Première et Deuxième Guerre
Mondiale
Seul,
le récit de Léonce Bourliaguet, Le Franzmann, évoque la guerre de 14-18.
Après la montée
désastreuse de Verdun, un jeune soldat est capturé par les Allemands et envoyé
dans un « Kommando » agricole.
En
revanche, le choix est grand pour le conflit suivant et la Résistance , de L'Enfant, le soldat et la mer de Georges
Fonvilliers (à contre-courant des récits habituels puisqu’il montre une
adolescent de 13 ans tissant des liens d’amitié avec un Allemand), à La
Rue qui descend vers la mer de Nicole Ciravegna, quand Aldo et Sarah, en
janvier 1943, à Marseille, connaissent des heures tragiques. René Antona
choisit les nouvelles pour constituer le recueil, Et pourtant l'aube se leva.

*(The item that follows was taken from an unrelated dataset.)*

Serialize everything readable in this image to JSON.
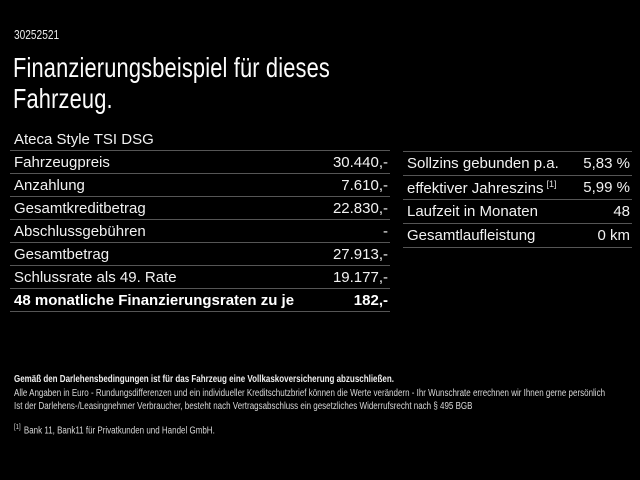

Au moment de l’exode de 1940, dans La Maison du
Batiou (1969) de Francine de Selve, le jeune Abel, séparé de son groupe,
est recueilli par un ivrogne qui révèle peu à peu sa nature généreuse. Claude
Munoz-Pons évoque les singuliers pensionnaires de l’école de Beauvallon,
pendant la dernière année de l’occupation allemande, dans En attendant le
jour (1971).
Faut-il considérer comme des
« romans historiques » les récits d’Antoine Reboul ? Ou, si l’on
considère qu’ils donnent, à travers les aventures de Buck Murding, un éclairage
sur la fin de la Deuxième Guerre Mondiale dans le Grand Nord. Il faut lire
successivement Pour que la neige reste blanche (1963), Murding et la loi du Nord (1965) et Murding et la piste des
rennes (1968).
C’est dans
la France occupée des années 40, que s’ancre le récit de Zlata Pirnat, Comme une source (1971). Un enfant de
mère juive devient le fils d’un ménage paysan. Bien plus tard, un homme venu
enquêter sur la disparition de sa femme reconnaît dans l’adolescent avec lequel
il s’est lié d’amitié son propre fils. Il se contentera d’être son
correspondant amical.
Petit
Roumain violoncelliste, Ionel doit fuir son pays pour Paris, quand Hitler
menace l’Europe. Quand la France est occupée, le jeune juif échappe de peu à la
déportation et se cache. C’est ce que raconte le livre d’Hélène Ray : Ionel, la musique et la guerre (1972).